Cerium anomaly variations in Ediacaran–earliest Cambrian carbonates from the Yangtze Gorges area, South China: Implications for oxygenation of coeval shallow seawater

Abstract

The late Neoproterozoic ocean witnessed the naissance of animals which is believed to have been stimulated by an increase in oxygen levels in the ocean. However, apart from the emergence of animal fossils, little supporting evidence has been found for the rise of oxygen in shallow seawater. Here we present Ce anomaly data, a redox proxy with a higher reduction potential than many other redox proxies, for carbonates from well-preserved marine successions (the Doushantuo Formation, Dengying Formation and lower Yanjiahe Formation of the Ediacaran Period, and the upper Yanjiahe Formation of early Cambrian) on the Neoproterozoic Yangtze Platform in the Yangtze Gorges area, in order to constrain the redox evolution of the shallow marine environment.

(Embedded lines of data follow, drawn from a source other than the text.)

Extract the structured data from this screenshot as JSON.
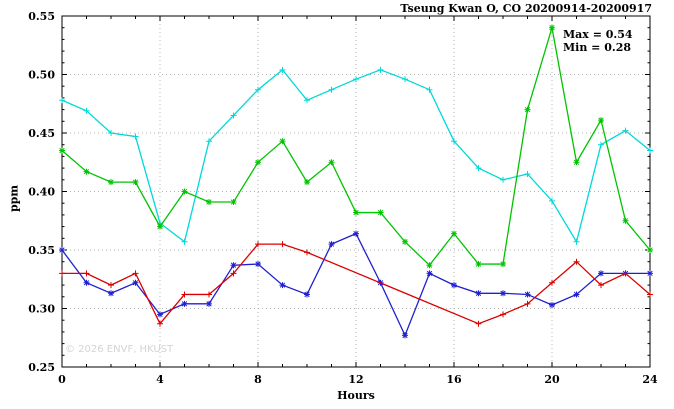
{
  "page": {
    "title": "Tseung Kwan O, CO 20200914-20200917"
  },
  "watermark": "© 2026 ENVF, HKUST",
  "annotation": {
    "max_label": "Max = 0.54",
    "min_label": "Min = 0.28"
  },
  "chart_data": {
    "type": "line",
    "title": "Tseung Kwan O, CO 20200914-20200917",
    "xlabel": "Hours",
    "ylabel": "ppm",
    "xlim": [
      0,
      24
    ],
    "ylim": [
      0.25,
      0.55
    ],
    "xticks": [
      0,
      4,
      8,
      12,
      16,
      20,
      24
    ],
    "x_minor_step": 1,
    "yticks": [
      0.25,
      0.3,
      0.35,
      0.4,
      0.45,
      0.5,
      0.55
    ],
    "y_minor_step": 0.01,
    "grid": true,
    "legend_position": "none",
    "annotations": [
      "Max = 0.54",
      "Min = 0.28"
    ],
    "max_value": 0.54,
    "min_value": 0.28,
    "x": [
      0,
      1,
      2,
      3,
      4,
      5,
      6,
      7,
      8,
      9,
      10,
      11,
      12,
      13,
      14,
      15,
      16,
      17,
      18,
      19,
      20,
      21,
      22,
      23,
      24
    ],
    "series": [
      {
        "name": "series-1",
        "color": "#00d9d9",
        "marker": "plus",
        "values": [
          0.478,
          0.469,
          0.45,
          0.447,
          0.373,
          0.357,
          0.443,
          0.465,
          0.487,
          0.504,
          0.478,
          0.487,
          0.496,
          0.504,
          0.496,
          0.487,
          0.443,
          0.42,
          0.41,
          0.415,
          0.392,
          0.357,
          0.44,
          0.452,
          0.435
        ]
      },
      {
        "name": "series-2",
        "color": "#00c400",
        "marker": "star",
        "values": [
          0.435,
          0.417,
          0.408,
          0.408,
          0.37,
          0.4,
          0.391,
          0.391,
          0.425,
          0.443,
          0.408,
          0.425,
          0.382,
          0.382,
          0.357,
          0.337,
          0.364,
          0.338,
          0.338,
          0.47,
          0.54,
          0.425,
          0.461,
          0.375,
          0.35
        ]
      },
      {
        "name": "series-3",
        "color": "#2020d0",
        "marker": "star",
        "values": [
          0.35,
          0.322,
          0.313,
          0.322,
          0.295,
          0.304,
          0.304,
          0.337,
          0.338,
          0.32,
          0.312,
          0.355,
          0.364,
          0.322,
          0.277,
          0.33,
          0.32,
          0.313,
          0.313,
          0.312,
          0.303,
          0.312,
          0.33,
          0.33,
          0.33
        ]
      },
      {
        "name": "series-4",
        "color": "#dc0000",
        "marker": "plus",
        "values": [
          0.33,
          0.33,
          0.32,
          0.33,
          0.287,
          0.312,
          0.312,
          0.33,
          0.355,
          0.355,
          0.348,
          null,
          null,
          null,
          null,
          null,
          null,
          0.287,
          0.295,
          0.304,
          0.322,
          0.34,
          0.32,
          0.33,
          0.312
        ]
      }
    ]
  }
}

Calculated Ce anomalies were screened, using the following criteria: Al<0.35% and Fe<0.45% in bulk rock, Th<0.5ppm, Sc<2ppm, ΣREE<12ppm and Y/Ho>36 in acetic-acid-leached carbonate, to target samples that preserve primary seawater REE features and Ce anomalies. The samples satisfying this screening show seawater-like REE distribution patterns in leached carbonates and may have recorded Ce anomalies of the seawater from which the carbonates precipitated. These data show that the Doushantuo Formation has Ce/Ce* values between 0.92 and 0.71, the Dengying Formation between 0.90 and 0.40, and the Yanjiahe Formation between 0.52 and 0.72. The Ce/Ce* values of the Doushantuo Formation suggest that shallow waters during the Doushantuo stage (635–551Ma) were anoxic to suboxic. From the bottom to the top of the Dengying Formation, Ce/Ce* values decrease systematically, which cannot be explained by a change in depositional depth of the carbonate but suggests that the shallow waters became more oxygenated during the Dengying stages (from 551Ma to Ediacaran–Cambrian boundary). These results may provide direct evidence for an increase in oxygen levels in the shallow marine environment during the Ediacaran Period.